EL CENTRO ANDALUZ
Aquellos que estos días no han podido acudir a las casetas del Real dieron ayer lo mejor de sí en la feria de primavera, una feria de abril a escala vitoriana que, por noveno año consecutivo, ha organizado el centro andaluz Séneca. Fundado hace casi tres décadas, cuenta con una parroquia de 300 comprometidas familias.
Y fue allí donde decenas de personas se dieron cita ayer para despedir unos festejos un tanto deslucidos por la ausencia de la carpa al aire libre. «Ha sido un poco descafeinado, muchos contaban con ella y la han echado en falta, pero por el tiempo y otros inconvenientes no ha sido posible», reconocía José Antonio Rivera, presidente de la casa regional. «El año que viene esperamos poder instalarla, pero ahora se trata de que la gente se anime, baile y se divierta», añadía otro integrante de la junta directiva, Tomás Cid.
Y lo lograron.
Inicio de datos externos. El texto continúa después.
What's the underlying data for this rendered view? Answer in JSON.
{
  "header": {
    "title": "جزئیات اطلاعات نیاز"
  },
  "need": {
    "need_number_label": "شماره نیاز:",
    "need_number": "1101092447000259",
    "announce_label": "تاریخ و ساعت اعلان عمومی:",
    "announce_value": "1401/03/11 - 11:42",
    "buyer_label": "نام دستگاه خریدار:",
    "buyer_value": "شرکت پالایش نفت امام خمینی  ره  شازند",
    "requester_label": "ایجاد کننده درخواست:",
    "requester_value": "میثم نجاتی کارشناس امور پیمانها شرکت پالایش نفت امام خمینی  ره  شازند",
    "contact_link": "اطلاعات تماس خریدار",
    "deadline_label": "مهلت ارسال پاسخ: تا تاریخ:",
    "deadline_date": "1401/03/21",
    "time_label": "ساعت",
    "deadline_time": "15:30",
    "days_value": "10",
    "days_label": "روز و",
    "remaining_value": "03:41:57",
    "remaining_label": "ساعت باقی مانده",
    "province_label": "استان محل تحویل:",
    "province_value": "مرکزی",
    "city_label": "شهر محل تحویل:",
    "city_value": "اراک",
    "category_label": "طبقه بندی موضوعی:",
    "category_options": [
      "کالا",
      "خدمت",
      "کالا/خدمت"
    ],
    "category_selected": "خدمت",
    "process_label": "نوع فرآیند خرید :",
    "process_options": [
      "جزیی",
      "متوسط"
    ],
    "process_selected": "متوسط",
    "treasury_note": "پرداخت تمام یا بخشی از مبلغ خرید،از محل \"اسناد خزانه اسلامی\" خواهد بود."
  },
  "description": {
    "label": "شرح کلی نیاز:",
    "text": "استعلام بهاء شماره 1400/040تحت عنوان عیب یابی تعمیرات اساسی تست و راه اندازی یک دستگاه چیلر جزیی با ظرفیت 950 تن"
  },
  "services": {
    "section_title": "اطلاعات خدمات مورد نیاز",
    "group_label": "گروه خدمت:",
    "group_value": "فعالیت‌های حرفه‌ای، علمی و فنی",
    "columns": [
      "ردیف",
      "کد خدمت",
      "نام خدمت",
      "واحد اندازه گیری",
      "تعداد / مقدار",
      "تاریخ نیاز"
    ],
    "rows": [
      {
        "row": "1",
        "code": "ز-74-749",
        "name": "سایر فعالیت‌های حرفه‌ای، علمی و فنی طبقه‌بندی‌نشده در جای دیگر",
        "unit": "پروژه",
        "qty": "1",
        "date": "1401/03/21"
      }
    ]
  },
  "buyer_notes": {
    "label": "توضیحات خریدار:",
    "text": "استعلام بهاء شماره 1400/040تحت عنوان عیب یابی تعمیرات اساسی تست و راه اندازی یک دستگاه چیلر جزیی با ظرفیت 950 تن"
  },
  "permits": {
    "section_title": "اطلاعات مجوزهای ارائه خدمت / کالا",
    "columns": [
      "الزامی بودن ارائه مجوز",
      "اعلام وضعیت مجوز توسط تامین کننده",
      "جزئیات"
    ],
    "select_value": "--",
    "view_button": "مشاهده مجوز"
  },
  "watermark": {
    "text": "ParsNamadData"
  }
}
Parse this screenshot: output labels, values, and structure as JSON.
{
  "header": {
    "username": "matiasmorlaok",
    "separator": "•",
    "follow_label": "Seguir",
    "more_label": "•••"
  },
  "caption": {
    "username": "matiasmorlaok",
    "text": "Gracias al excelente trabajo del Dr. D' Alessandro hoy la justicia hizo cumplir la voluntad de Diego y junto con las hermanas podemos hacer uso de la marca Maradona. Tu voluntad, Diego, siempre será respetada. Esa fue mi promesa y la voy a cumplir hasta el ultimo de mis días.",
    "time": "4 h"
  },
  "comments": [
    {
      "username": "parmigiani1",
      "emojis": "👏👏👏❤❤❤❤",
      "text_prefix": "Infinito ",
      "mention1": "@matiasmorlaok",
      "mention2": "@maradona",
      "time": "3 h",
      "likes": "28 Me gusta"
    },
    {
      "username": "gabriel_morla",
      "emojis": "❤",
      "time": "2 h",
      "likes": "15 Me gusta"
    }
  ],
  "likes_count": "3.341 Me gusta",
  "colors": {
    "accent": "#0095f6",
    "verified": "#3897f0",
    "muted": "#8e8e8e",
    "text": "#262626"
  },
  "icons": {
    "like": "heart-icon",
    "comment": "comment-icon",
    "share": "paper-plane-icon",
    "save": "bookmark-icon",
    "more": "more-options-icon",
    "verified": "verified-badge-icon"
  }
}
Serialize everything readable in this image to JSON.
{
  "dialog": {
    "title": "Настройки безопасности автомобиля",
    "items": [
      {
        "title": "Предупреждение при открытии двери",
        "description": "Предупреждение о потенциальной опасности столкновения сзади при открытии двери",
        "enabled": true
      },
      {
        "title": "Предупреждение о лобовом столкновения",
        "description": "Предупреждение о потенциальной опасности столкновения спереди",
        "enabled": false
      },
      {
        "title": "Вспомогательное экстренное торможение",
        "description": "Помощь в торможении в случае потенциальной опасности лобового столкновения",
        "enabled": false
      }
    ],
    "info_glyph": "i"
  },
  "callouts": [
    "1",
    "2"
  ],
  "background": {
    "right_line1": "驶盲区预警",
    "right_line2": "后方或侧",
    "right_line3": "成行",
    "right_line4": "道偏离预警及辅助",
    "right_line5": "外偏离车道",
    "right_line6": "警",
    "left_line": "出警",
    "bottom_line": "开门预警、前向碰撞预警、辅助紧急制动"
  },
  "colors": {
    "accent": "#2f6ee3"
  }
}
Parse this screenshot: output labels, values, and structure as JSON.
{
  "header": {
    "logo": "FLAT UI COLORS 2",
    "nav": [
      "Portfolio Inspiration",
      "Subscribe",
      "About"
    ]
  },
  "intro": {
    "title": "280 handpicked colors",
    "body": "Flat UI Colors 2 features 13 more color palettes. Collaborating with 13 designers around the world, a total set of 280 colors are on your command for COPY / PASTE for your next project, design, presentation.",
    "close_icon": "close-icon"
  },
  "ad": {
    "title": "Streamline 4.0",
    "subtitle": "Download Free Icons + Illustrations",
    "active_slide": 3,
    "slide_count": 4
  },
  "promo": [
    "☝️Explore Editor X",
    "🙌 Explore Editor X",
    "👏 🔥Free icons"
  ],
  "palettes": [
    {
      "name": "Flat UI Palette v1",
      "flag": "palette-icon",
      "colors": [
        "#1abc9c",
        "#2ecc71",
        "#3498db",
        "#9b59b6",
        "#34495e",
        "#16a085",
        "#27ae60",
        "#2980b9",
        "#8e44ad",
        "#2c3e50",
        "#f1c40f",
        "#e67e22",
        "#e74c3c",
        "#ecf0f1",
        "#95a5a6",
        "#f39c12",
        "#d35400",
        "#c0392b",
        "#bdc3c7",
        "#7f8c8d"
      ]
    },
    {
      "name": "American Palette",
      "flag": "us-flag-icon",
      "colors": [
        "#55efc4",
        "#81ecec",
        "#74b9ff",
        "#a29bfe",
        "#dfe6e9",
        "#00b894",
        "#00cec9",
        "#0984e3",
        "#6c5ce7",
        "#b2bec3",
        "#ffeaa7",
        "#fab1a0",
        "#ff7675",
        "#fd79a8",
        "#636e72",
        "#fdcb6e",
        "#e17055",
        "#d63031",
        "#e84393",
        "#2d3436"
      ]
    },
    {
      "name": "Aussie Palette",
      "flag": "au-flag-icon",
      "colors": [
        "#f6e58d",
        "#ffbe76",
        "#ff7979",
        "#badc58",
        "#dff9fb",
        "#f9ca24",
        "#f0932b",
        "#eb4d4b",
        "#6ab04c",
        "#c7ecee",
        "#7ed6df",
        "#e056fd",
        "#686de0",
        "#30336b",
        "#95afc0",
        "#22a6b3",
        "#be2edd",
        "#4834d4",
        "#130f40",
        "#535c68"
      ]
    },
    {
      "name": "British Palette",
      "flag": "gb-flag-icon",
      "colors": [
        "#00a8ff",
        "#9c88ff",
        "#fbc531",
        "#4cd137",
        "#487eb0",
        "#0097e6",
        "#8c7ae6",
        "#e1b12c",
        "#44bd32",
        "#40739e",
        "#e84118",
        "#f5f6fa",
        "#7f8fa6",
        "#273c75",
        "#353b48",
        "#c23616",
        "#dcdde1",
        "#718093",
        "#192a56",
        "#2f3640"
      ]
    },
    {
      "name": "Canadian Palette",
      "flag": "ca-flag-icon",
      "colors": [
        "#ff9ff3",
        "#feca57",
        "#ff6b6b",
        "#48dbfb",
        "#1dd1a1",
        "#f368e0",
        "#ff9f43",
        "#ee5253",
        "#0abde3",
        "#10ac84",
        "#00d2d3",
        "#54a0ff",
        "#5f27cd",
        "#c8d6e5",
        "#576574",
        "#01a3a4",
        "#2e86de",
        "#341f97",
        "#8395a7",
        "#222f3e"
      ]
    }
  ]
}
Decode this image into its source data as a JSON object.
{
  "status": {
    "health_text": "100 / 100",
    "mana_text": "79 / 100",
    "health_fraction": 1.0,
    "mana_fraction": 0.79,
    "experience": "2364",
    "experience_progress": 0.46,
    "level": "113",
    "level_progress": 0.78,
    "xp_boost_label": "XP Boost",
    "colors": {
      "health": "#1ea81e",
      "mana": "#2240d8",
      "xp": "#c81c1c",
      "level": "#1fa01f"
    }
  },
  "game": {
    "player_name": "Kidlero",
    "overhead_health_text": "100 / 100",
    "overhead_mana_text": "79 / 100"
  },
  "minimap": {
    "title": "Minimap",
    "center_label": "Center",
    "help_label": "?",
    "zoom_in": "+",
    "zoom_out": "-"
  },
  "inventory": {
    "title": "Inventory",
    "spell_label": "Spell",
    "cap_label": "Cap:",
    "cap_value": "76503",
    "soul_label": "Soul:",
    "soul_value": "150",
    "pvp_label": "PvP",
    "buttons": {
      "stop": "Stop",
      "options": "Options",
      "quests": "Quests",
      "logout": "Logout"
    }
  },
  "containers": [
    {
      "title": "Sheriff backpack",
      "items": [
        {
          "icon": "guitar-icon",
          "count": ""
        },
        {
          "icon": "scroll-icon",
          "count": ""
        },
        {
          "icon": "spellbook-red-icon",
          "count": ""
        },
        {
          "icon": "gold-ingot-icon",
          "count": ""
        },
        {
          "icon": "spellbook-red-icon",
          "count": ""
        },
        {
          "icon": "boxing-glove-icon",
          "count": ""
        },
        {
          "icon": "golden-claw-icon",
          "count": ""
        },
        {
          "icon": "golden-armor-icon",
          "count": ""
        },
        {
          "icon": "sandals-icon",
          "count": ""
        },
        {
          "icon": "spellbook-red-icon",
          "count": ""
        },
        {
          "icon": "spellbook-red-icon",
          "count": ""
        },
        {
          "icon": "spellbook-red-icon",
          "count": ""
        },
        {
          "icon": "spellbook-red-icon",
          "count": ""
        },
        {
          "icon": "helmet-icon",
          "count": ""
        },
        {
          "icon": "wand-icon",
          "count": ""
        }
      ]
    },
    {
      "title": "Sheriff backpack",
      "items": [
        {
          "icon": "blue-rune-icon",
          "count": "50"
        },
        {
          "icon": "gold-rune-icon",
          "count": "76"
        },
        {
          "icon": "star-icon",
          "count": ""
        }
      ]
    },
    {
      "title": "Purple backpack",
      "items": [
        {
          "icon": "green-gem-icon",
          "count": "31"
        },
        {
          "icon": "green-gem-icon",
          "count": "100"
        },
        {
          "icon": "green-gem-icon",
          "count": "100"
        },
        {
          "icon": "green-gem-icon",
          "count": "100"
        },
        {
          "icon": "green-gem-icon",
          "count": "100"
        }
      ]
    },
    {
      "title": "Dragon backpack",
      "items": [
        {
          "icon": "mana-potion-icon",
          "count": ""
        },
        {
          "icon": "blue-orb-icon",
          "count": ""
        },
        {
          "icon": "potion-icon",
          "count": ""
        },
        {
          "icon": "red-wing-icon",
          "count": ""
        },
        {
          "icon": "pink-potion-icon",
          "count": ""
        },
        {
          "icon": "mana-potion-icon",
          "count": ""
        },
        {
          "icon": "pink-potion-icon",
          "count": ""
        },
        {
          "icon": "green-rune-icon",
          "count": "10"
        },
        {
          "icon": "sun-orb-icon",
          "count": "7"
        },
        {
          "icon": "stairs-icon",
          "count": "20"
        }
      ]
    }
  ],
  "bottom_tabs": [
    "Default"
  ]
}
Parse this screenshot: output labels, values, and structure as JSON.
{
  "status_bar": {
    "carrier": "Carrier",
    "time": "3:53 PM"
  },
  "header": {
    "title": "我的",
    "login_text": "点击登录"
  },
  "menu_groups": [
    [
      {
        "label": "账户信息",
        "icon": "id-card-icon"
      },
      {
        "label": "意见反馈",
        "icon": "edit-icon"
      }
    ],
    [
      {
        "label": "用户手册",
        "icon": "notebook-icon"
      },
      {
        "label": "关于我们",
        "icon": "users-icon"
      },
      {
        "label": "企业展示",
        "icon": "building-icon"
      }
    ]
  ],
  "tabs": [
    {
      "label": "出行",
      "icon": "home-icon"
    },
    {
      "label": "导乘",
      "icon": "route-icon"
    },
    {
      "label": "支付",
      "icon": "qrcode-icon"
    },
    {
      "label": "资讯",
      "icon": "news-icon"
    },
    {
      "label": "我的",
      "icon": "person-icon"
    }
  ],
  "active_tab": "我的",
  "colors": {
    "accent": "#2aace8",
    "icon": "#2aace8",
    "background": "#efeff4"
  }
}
Las guirnaldas que coloreaban el techo, junto con las provisiones de jamón, gambas, aceitunas y pinchitos morunos, ayudaron a mantener el tipo en medio de un ambiente que se caldeó por momentos con el arte de las pequeñas alumnas de sevillanas del centro. Bulerías, rumbas y soleás arrebataron entusiastas aplausos. Igual que el grupo Triana de Sestao, que interpretó 'Golpes de taberna' y 'Fiesta gitana', lo que arrancó los 'olés' de un público entregado. «Es como tener un trocito de la tierra aquí. Nos alegra el espíritu», suspiraba Manoli Jordá, responsable de la casa andaluza de la localidad vizcaína.
El Rocío, en mayo
Pero no hace falta haber nacido en tierra andaluza para celebrar su gracia y salero. Bien lo sabe Mari Carmen Martín, salmantina afincada en Vitoria desde hace 36 años. Con un vistoso traje de faralaes, mantilla y flor en la oreja, disfrutaba como la que más.
Igual que Adolfo Manteca, ataviado con las correspondientes prendas camperas. «Soy de Zamora pero desde crío me ha gustado esto, lo llevo en la sangre», confirmaba en un improvisado baile con sus hijas. A su mujer, Isabel Pérez, no le va el taconeo. «No tengo arte». Lo que no le impide admirarlo y anunciar su intención, no muy lejana, de viajar hasta el Real original. «Fuimos hace cuarenta años, cuando nos casamos, y ya es hora de volver».
La que a buen seguro regresará es la diversión, que ahora sólo ha calentado motores. La gran prueba, el segundo fin de semana de mayo, cuando el Rocío espera impaciente a sus incondicionales en la versión vitoriana del parque de Arriaga. Y la fiesta promete.